Достойный джентльмен стоял в эту минуту спиной к Родольфу и притворялся, что громко сморкается; он спрятал платок в карман, надвинул на глаза шляпу и, наполовину обернувшись к Марии, подал ей руку. Мэрф так искусно проделал все это, что ни Родольф, ни г-жа Жорж не увидели его лица. Затем, держа под руку молодую девушку, он быстро зашагал к зданию фермы, и Певунье пришлось бежать за ним, как она бегала в детстве за Сычихой.

– Так что же вы думаете о Марии, госпожа Жорж?

– Я уже говорила вам, господин Родольф, что, войдя в мою спальню, она поспешно преклонила колени перед висящим у меня распятием… Не могу выразить, сколько было непосредственности, подлинного религиозного чувства в этом поступке… Я сразу поняла, что душа ее осталась чиста… И, кроме того, в благодарности Марии нет ничего искусственного… выспреннего; вот почему ее чувство кажется особенно искренним. Приведу еще один пример, который покажет вам, что ей присуще глубокое религиозное чувство. «Вы были, вероятно, поражены и очень счастливы, когда господин Родольф сказал, что вы останетесь здесь?.. Какое впечатление его слова произвели на вас?» – «О, когда господин Родольф сказал мне это, я сама не знаю, что случилось со мной; я почувствовала нечто вроде священного трепета, благоговейной радости, как прежде, при входе в церковь… когда я смела туда входить, – прибавила она, – ведь вам известно, сударыня…» Я не позволила ей продолжать, видя, что лицо покрылось краской стыда: «Я знаю, дитя мое, я всегда буду называть вас так… Я знаю, что вы много выстрадали, детка, но Бог благословляет тех, кто любит и страшится Его, тех, кто несчастлив и раскаялся…»


– Я уже говорила вам, господин Родольф, что, войдя в мою спальню, она поспешно преклонила колени перед висящим у меня распятием…


– Ну что же, милая госпожа Жорж, я вдвойне доволен тем, что сделал. Со временем эта бедная девушка еще больше расположит вас к себе… вы правильно угадали: задатки у нее превосходные.

– Вот что еще тронуло меня, господин Родольф: она не задала мне ни одного вопроса о вас, хотя любопытство ее, конечно, было возбуждено. Меня поразила ее сдержанность, деликатность, и мне захотелось понять, насколько непосредственно такое поведение. «Вам, наверно, интересно узнать, кто такой ваш таинственный благодетель?» – «Я знаю… – ответила она с прелестной наивностью: – Он зовется моим благодетелем».

– Так, значит, вы полюбите ее, великодушная женщина?
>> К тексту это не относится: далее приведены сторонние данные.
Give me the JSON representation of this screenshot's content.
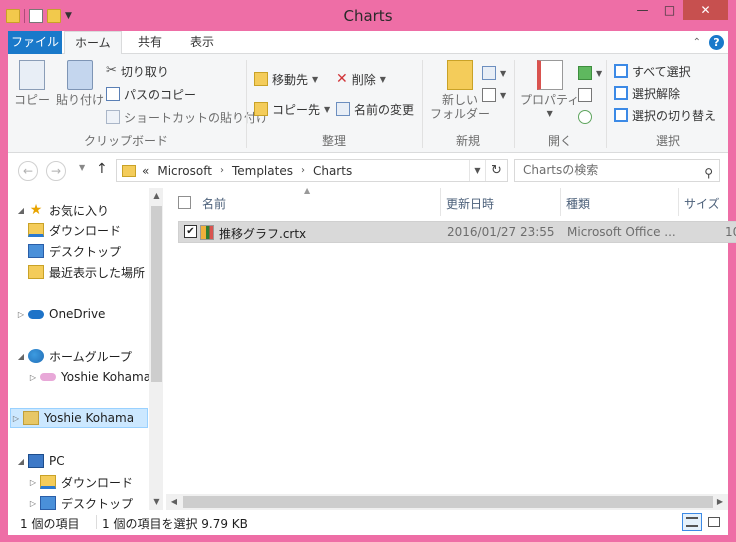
{
  "window": {
    "title": "Charts",
    "controls": {
      "minimize": "—",
      "maximize": "□",
      "close": "✕"
    }
  },
  "ribbon": {
    "tabs": [
      "ファイル",
      "ホーム",
      "共有",
      "表示"
    ],
    "groups": {
      "clipboard": {
        "label": "クリップボード",
        "copy": "コピー",
        "paste": "貼り付け",
        "cut": "切り取り",
        "copy_path": "パスのコピー",
        "paste_shortcut": "ショートカットの貼り付け"
      },
      "organize": {
        "label": "整理",
        "move_to": "移動先",
        "copy_to": "コピー先",
        "delete": "削除",
        "rename": "名前の変更"
      },
      "new": {
        "label": "新規",
        "new_folder_line1": "新しい",
        "new_folder_line2": "フォルダー"
      },
      "open": {
        "label": "開く",
        "properties": "プロパティ"
      },
      "select": {
        "label": "選択",
        "select_all": "すべて選択",
        "select_none": "選択解除",
        "invert": "選択の切り替え"
      }
    }
  },
  "address": {
    "overflow": "«",
    "crumbs": [
      "Microsoft",
      "Templates",
      "Charts"
    ],
    "search_placeholder": "Chartsの検索"
  },
  "navpane": {
    "favorites": "お気に入り",
    "downloads": "ダウンロード",
    "desktop": "デスクトップ",
    "recent": "最近表示した場所",
    "onedrive": "OneDrive",
    "homegroup": "ホームグループ",
    "homegroup_user": "Yoshie Kohama",
    "user_folder": "Yoshie Kohama",
    "pc": "PC",
    "pc_downloads": "ダウンロード",
    "pc_desktop": "デスクトップ"
  },
  "filelist": {
    "columns": {
      "name": "名前",
      "modified": "更新日時",
      "type": "種類",
      "size": "サイズ"
    },
    "files": [
      {
        "name": "推移グラフ.crtx",
        "modified": "2016/01/27 23:55",
        "type": "Microsoft Office ...",
        "size": "10",
        "checked": true
      }
    ]
  },
  "status": {
    "count": "1 個の項目",
    "selection": "1 個の項目を選択  9.79 KB"
  },
  "colors": {
    "frame": "#ee6ea6",
    "file_tab": "#1979ca",
    "selection": "#cce8ff"
  }
}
Вам будет приятно ее общество, и она займет уголок в вашем сердце…

– Во всяком случае, я буду заботиться о ней… как заботилась бы… о нем, – сокрушенно проговорила г-жа Жорж.

Родольф взял ее за руку.

– Полно, полно, еще рано отчаиваться… Если до сих пор мои поиски не увенчались успехом, быть может, в один прекрасный день…

Госпожа Жорж печально покачала головой.

– Моему несчастному сыну исполнилось бы теперь двадцать лет, – проговорила она с горечью.
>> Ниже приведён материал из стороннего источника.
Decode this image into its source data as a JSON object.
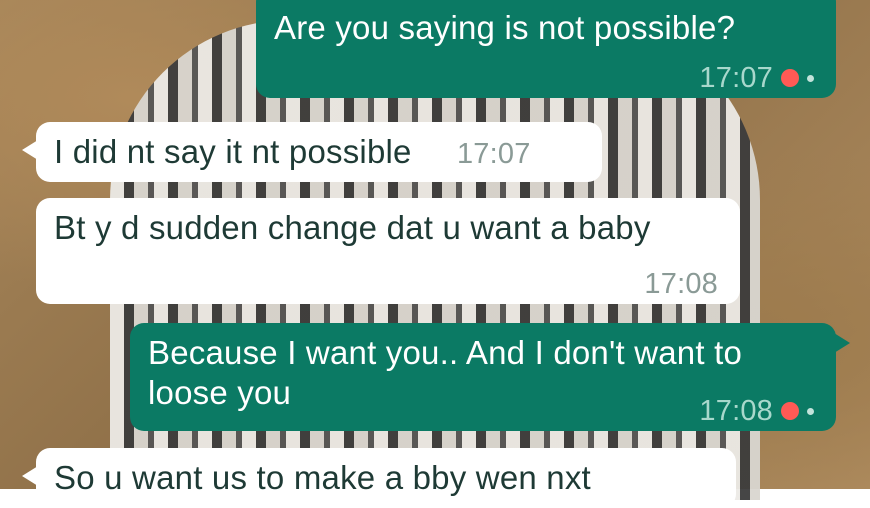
{
  "messages": [
    {
      "direction": "outgoing",
      "text": "Are you saying is not possible?",
      "time": "17:07",
      "status": "read-dot"
    },
    {
      "direction": "incoming",
      "text": "I did nt say it nt possible",
      "time": "17:07"
    },
    {
      "direction": "incoming",
      "text": "Bt y d sudden change dat u want a baby",
      "time": "17:08"
    },
    {
      "direction": "outgoing",
      "text": "Because I want you.. And I don't want to loose you",
      "time": "17:08",
      "status": "read-dot"
    },
    {
      "direction": "incoming",
      "text": "So u want us to make a bby wen nxt",
      "time": ""
    }
  ],
  "colors": {
    "outgoing_bubble": "#0b7a64",
    "incoming_bubble": "#ffffff",
    "status_dot": "#ff5a55"
  }
}
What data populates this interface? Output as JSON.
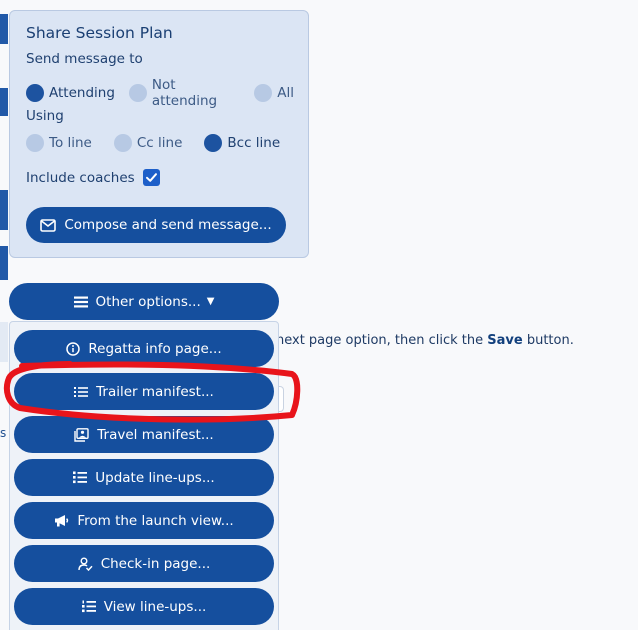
{
  "share": {
    "title": "Share Session Plan",
    "send_label": "Send message to",
    "send_options": [
      {
        "label": "Attending",
        "selected": true
      },
      {
        "label": "Not attending",
        "selected": false
      },
      {
        "label": "All",
        "selected": false
      }
    ],
    "using_label": "Using",
    "using_options": [
      {
        "label": "To line",
        "selected": false
      },
      {
        "label": "Cc line",
        "selected": false
      },
      {
        "label": "Bcc line",
        "selected": true
      }
    ],
    "coaches_label": "Include coaches",
    "coaches_checked": true,
    "compose_label": "Compose and send message..."
  },
  "other_options_label": "Other options...",
  "menu_items": [
    {
      "label": "Regatta info page...",
      "icon": "info-icon"
    },
    {
      "label": "Trailer manifest...",
      "icon": "list-icon"
    },
    {
      "label": "Travel manifest...",
      "icon": "images-icon"
    },
    {
      "label": "Update line-ups...",
      "icon": "list-check-icon"
    },
    {
      "label": "From the launch view...",
      "icon": "megaphone-icon"
    },
    {
      "label": "Check-in page...",
      "icon": "user-check-icon"
    },
    {
      "label": "View line-ups...",
      "icon": "list-ol-icon"
    }
  ],
  "background_text": {
    "instruction_pre": "next page option, then click the",
    "instruction_bold": "Save",
    "instruction_post": "button.",
    "side_letter": "s"
  },
  "colors": {
    "primary": "#154f9e",
    "card": "#dbe5f4",
    "annotation": "#e8141b"
  }
}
– Скажите лучше, что ему исполнилось двадцать…

– Да услышит вас Бог, господин Родольф!

– Он услышит меня… я твердо верю в это… Вчера я ходил на поиски (правда, напрасные) некоего пройдохи, прозванного Красноруким, который, как мне говорили, кое-что знает о вашем сыне. По выходе из дома, где живет Краснорукий, мне пришлось вступить в драку, благодаря которой я и встретил эту несчастную девушку.

– Ну что же… по крайней мере ваше желание мне помочь навело вас на след нового злосчастья, господин Родольф.
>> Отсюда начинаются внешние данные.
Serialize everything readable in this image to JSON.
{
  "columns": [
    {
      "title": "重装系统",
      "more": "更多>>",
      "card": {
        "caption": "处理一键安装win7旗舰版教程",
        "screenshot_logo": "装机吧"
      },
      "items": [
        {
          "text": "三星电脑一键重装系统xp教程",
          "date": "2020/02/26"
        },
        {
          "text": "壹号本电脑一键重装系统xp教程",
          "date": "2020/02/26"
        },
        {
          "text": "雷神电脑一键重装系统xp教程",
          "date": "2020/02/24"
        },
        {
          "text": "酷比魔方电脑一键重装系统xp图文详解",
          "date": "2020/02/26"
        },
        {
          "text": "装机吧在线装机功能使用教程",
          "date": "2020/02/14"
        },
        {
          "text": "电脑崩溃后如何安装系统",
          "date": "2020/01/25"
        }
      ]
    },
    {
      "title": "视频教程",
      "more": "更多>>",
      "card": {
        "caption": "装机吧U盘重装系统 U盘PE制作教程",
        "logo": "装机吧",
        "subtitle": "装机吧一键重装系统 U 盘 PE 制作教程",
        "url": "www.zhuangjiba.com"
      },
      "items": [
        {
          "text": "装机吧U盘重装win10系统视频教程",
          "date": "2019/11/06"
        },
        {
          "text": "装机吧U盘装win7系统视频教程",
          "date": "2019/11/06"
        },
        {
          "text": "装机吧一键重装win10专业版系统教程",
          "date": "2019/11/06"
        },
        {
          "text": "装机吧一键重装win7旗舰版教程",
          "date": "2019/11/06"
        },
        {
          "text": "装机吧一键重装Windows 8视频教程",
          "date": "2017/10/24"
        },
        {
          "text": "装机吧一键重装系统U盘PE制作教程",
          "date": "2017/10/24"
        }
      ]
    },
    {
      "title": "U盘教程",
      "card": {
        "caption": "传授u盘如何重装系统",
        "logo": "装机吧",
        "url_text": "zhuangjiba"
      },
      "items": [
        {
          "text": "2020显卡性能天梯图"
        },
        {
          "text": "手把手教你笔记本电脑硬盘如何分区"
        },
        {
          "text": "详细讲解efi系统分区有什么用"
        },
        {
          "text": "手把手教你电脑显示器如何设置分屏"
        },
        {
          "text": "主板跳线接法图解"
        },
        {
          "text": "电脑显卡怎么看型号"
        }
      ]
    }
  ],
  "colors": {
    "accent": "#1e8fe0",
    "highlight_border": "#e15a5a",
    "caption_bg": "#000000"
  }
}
– Впрочем, мне давно хотелось исследовать категорию отверженных людей… Я был почти уверен, что среди них найдутся души, которые можно вырвать у старика Сатаны, – сказал с улыбкой Родольф, – я забавляюсь, идя наперекор его козням, и иной раз мне удается похитить лучшую его добычу.

И, перейдя на более серьезный тон, Родольф спросил:

– Никаких сведений из Рошфора?

– Никаких… – ответила г-жа Жорж тихо, с дрожью в голосе.

– Тем лучше!.. Теперь уже можно не сомневаться, что этот изверг погиб в каком-нибудь болоте при попытке к бегству. Его приметы широко известны… он опасный преступник, и, конечно, все средства были пущены в ход, чтобы разыскать его; ведь прошло уже полгода с тех пор, как он исчез с ка…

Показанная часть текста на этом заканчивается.